Taking more practical approach for the regular person, at the absolute minimum a currency is supposed to come with consumer protections that are derived from regulation. BTC was specifically designed to curtail regulations. This won't be fixed by faster or more efficient networks. That can't be "fixed" at all because it's one of BTC's tenets: stay unregulated and out of gov't control. So your citizens are not only using an unregulated currency that offers them no protections, they're also extremely vulnerable to outside manipulation.
BTC is an unstable coin, that cannot be regulated to offer consumer protections or complying with anti money laundering laws. In theory this recommends it to speculators and people who are looking to be shielded from the law. The reality just happens to match the theory to a T.
Some e-currency will surely fit the bill one day though but I'm not entirely sure if there's one to be both regulated and unregulated at the same time, to make everyone happy.
I think you're fundamentally misunderstanding my comment, and we're mostly agreeing with each other - apologies if I wasn't clear!
I was quite explicitly referring to speculative future events, and how their odds of happening directly impact current pricing of bitcoin.
USD is reasonably well regulated now and has been historically - by some definition - at least as well as any of its competitor currencies, though none of them are looking particularly great right now by traditional measures.
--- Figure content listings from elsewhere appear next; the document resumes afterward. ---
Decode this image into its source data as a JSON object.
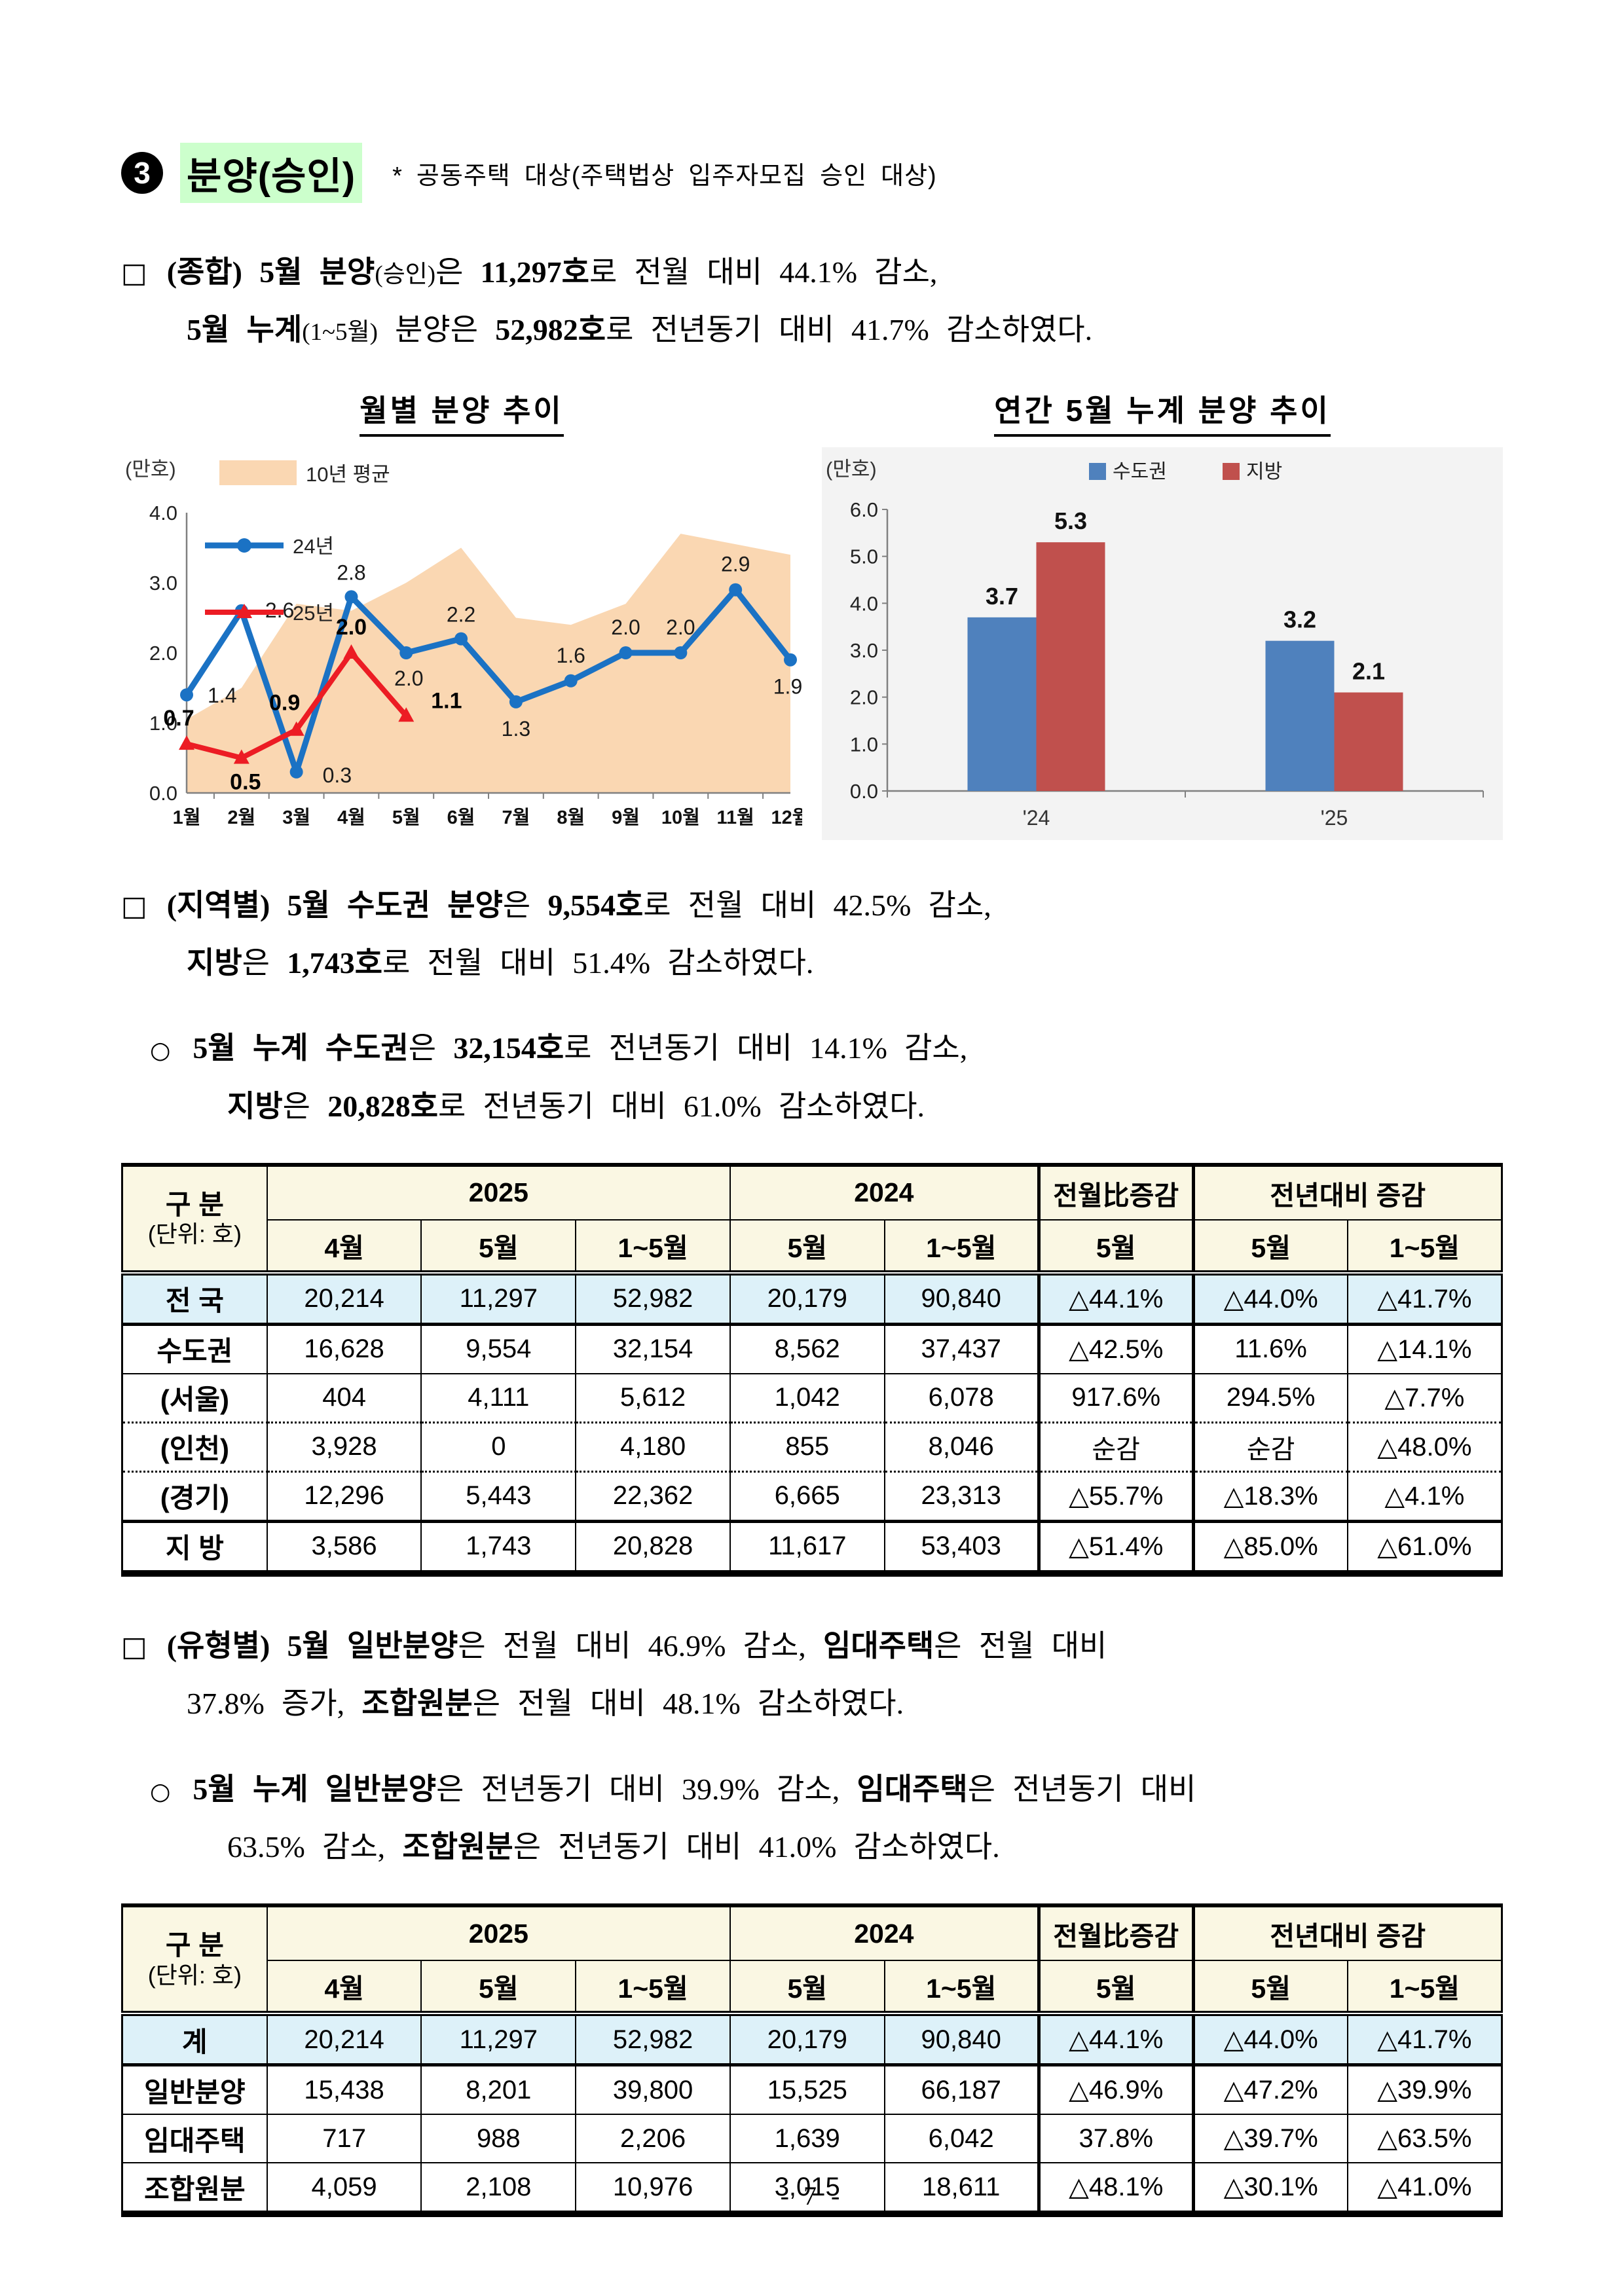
{
  "header": {
    "number": "3",
    "title": "분양(승인)",
    "note": "* 공동주택 대상(주택법상 입주자모집 승인 대상)"
  },
  "bullets": {
    "square": "□",
    "circle": "○"
  },
  "paragraphs": {
    "p1": {
      "l1": [
        "(종합) ",
        "5월 분양",
        "(승인)",
        "은 ",
        "11,297호",
        "로 전월 대비 44.1% 감소,"
      ],
      "l2": [
        "5월 누계",
        "(1~5월)",
        " 분양은 ",
        "52,982호",
        "로 전년동기 대비 41.7% 감소하였다."
      ]
    },
    "p2": {
      "l1": [
        "(지역별) ",
        "5월 수도권 분양",
        "은 ",
        "9,554호",
        "로 전월 대비 42.5% 감소,"
      ],
      "l2": [
        "지방",
        "은 ",
        "1,743호",
        "로 전월 대비 51.4% 감소하였다."
      ]
    },
    "p3": {
      "l1": [
        "5월 누계 수도권",
        "은 ",
        "32,154호",
        "로 전년동기 대비 14.1% 감소,"
      ],
      "l2": [
        "지방",
        "은 ",
        "20,828호",
        "로 전년동기 대비 61.0% 감소하였다."
      ]
    },
    "p4": {
      "l1": [
        "(유형별) ",
        "5월 일반분양",
        "은 전월 대비 46.9% 감소, ",
        "임대주택",
        "은 전월 대비"
      ],
      "l2": [
        "37.8% 증가, ",
        "조합원분",
        "은 전월 대비 48.1% 감소하였다."
      ]
    },
    "p5": {
      "l1": [
        "5월 누계 일반분양",
        "은 전년동기 대비 39.9% 감소, ",
        "임대주택",
        "은 전년동기 대비"
      ],
      "l2": [
        "63.5% 감소, ",
        "조합원분",
        "은 전년동기 대비 41.0% 감소하였다."
      ]
    }
  },
  "chart_data": [
    {
      "type": "line",
      "title": "월별 분양 추이",
      "unit_label": "(만호)",
      "x": [
        "1월",
        "2월",
        "3월",
        "4월",
        "5월",
        "6월",
        "7월",
        "8월",
        "9월",
        "10월",
        "11월",
        "12월"
      ],
      "ylim": [
        0,
        4.0
      ],
      "yticks": [
        "0.0",
        "1.0",
        "2.0",
        "3.0",
        "4.0"
      ],
      "grid": "off",
      "legend_position": "top-left-inside",
      "series": [
        {
          "name": "10년 평균",
          "type": "area",
          "color": "#FAD7B2",
          "values": [
            1.05,
            1.5,
            2.7,
            2.6,
            3.0,
            3.5,
            2.5,
            2.4,
            2.7,
            3.7,
            3.55,
            3.4
          ]
        },
        {
          "name": "24년",
          "type": "line",
          "marker": "circle",
          "color": "#1B72C4",
          "values": [
            1.4,
            2.6,
            0.3,
            2.8,
            2.0,
            2.2,
            1.3,
            1.6,
            2.0,
            2.0,
            2.9,
            1.9
          ]
        },
        {
          "name": "25년",
          "type": "line",
          "marker": "triangle",
          "color": "#EC1C24",
          "values": [
            0.7,
            0.5,
            0.9,
            2.0,
            1.1
          ]
        }
      ]
    },
    {
      "type": "bar",
      "title": "연간 5월 누계 분양 추이",
      "unit_label": "(만호)",
      "categories": [
        "'24",
        "'25"
      ],
      "ylim": [
        0,
        6.0
      ],
      "yticks": [
        "0.0",
        "1.0",
        "2.0",
        "3.0",
        "4.0",
        "5.0",
        "6.0"
      ],
      "grid": "off",
      "legend_position": "top-center",
      "series": [
        {
          "name": "수도권",
          "color": "#4F81BD",
          "values": [
            3.7,
            3.2
          ]
        },
        {
          "name": "지방",
          "color": "#C0504D",
          "values": [
            5.3,
            2.1
          ]
        }
      ]
    }
  ],
  "table_headers": {
    "col_group": "구 분",
    "col_unit": "(단위: 호)",
    "g2025": "2025",
    "g2024": "2024",
    "mom": "전월比증감",
    "yoy": "전년대비 증감",
    "sub": [
      "4월",
      "5월",
      "1~5월",
      "5월",
      "1~5월",
      "5월",
      "5월",
      "1~5월"
    ]
  },
  "table1": {
    "rows": [
      {
        "label": "전 국",
        "v": [
          "20,214",
          "11,297",
          "52,982",
          "20,179",
          "90,840",
          "△44.1%",
          "△44.0%",
          "△41.7%"
        ]
      },
      {
        "label": "수도권",
        "v": [
          "16,628",
          "9,554",
          "32,154",
          "8,562",
          "37,437",
          "△42.5%",
          "11.6%",
          "△14.1%"
        ]
      },
      {
        "label": "(서울)",
        "v": [
          "404",
          "4,111",
          "5,612",
          "1,042",
          "6,078",
          "917.6%",
          "294.5%",
          "△7.7%"
        ]
      },
      {
        "label": "(인천)",
        "v": [
          "3,928",
          "0",
          "4,180",
          "855",
          "8,046",
          "순감",
          "순감",
          "△48.0%"
        ]
      },
      {
        "label": "(경기)",
        "v": [
          "12,296",
          "5,443",
          "22,362",
          "6,665",
          "23,313",
          "△55.7%",
          "△18.3%",
          "△4.1%"
        ]
      },
      {
        "label": "지 방",
        "v": [
          "3,586",
          "1,743",
          "20,828",
          "11,617",
          "53,403",
          "△51.4%",
          "△85.0%",
          "△61.0%"
        ]
      }
    ]
  },
  "table2": {
    "rows": [
      {
        "label": "계",
        "v": [
          "20,214",
          "11,297",
          "52,982",
          "20,179",
          "90,840",
          "△44.1%",
          "△44.0%",
          "△41.7%"
        ]
      },
      {
        "label": "일반분양",
        "v": [
          "15,438",
          "8,201",
          "39,800",
          "15,525",
          "66,187",
          "△46.9%",
          "△47.2%",
          "△39.9%"
        ]
      },
      {
        "label": "임대주택",
        "v": [
          "717",
          "988",
          "2,206",
          "1,639",
          "6,042",
          "37.8%",
          "△39.7%",
          "△63.5%"
        ]
      },
      {
        "label": "조합원분",
        "v": [
          "4,059",
          "2,108",
          "10,976",
          "3,015",
          "18,611",
          "△48.1%",
          "△30.1%",
          "△41.0%"
        ]
      }
    ]
  },
  "footer": {
    "page_label": "- 7 -"
  }
}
What are the odds it will remain so for 10 years? 20 years? 50 years? Less than 100%, better than 0%.
As BTC addresses issues over the next 10, 20, 50 years - could it be a viable option for central bank clearing in the way JPY, USD, or gold is now? What are the odds? 100%? 0%?
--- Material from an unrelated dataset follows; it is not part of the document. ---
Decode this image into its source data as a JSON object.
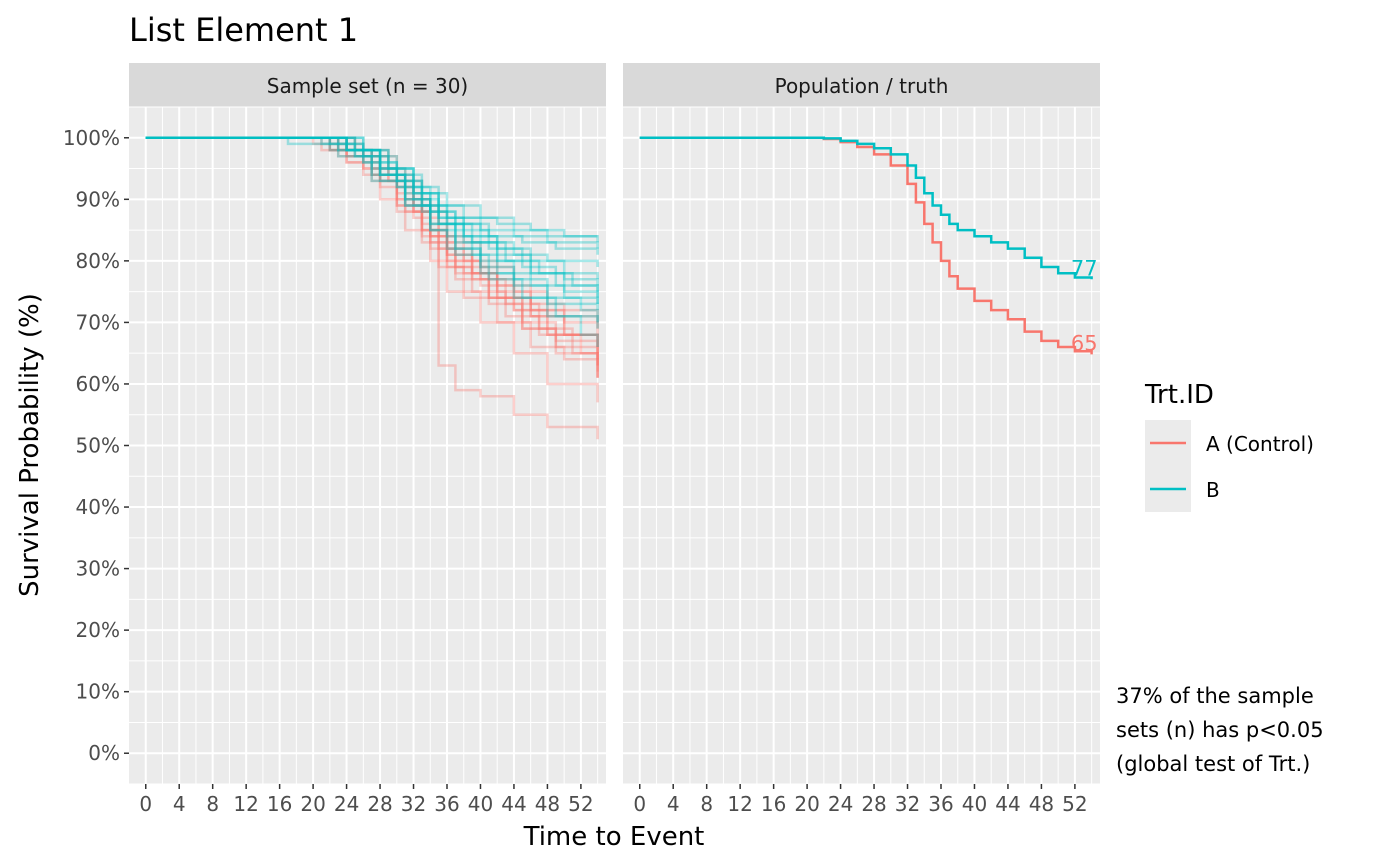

With the work, attention, and considering the existing progress it's made, will it be a viable option for a trans-national or even national currency over the same time frames? What are the odds? 0%? 100%?
I'm pointing out that 1) none of those options is clearly a 0% or 100% outcome over the time frames we're talking about 2) depending on your individual judgement and how optimistic or pessimistic you are about various parts of these equations, depends on what you think BTC's value currently is.
Even people just hedging their bets against a not impossible outcome can lead to a deflationary spiral, leading to high prices until there is clear data one way or another where things will end up.
Second part - I think you’re also misunderstanding? Central banks hold gold and other countries currencies for international clearing, export/import, and national security reasons. A central bank is not holding them for price stability and inflation control. Only a small handful of central banks (the fed) meaningfully target those goals, and if they do it is for their own fiat currency.
If you think a central bank is going to hesitate to hold a useful asset for international exchange purposes if a ‘ceo or worse your enemy’ could send it spinning, you’re not paying attention? China’s central bank holds at least $1 trillion US dollars for instance [https://en.m.wikipedia.org/wiki/Foreign-exchange_reserves_of...], along with Euros and every other currency useful for it’s goals. There is a huge variety of foreign reserves currencies in wide use [https://data.imf.org/?sk=E6A5F467-C14B-4AA8-9F6D-5A09EC4E62A...] covering everything from Chinese renmenbi to Swiss Francs and UKP. All of these change dramatically relative to each other on short notice, all are enemies or economic competitors with some selection of people using them as reserve currencies, and there is no central authority to go crying to if one of them defaults on their debts or inflates their currencies.
And third part - I’m not saying it’s likely any government would replace it’s fiat currency with BTC or any other currency out of it’s control. I’m saying Zimbabwe and many other places don’t really run on their local currency, they run on what people use (currently dollars in most cases, but some places BTC is getting traction) - because their gov’ts destroy the utility of the their local currencies and people can’t trust it.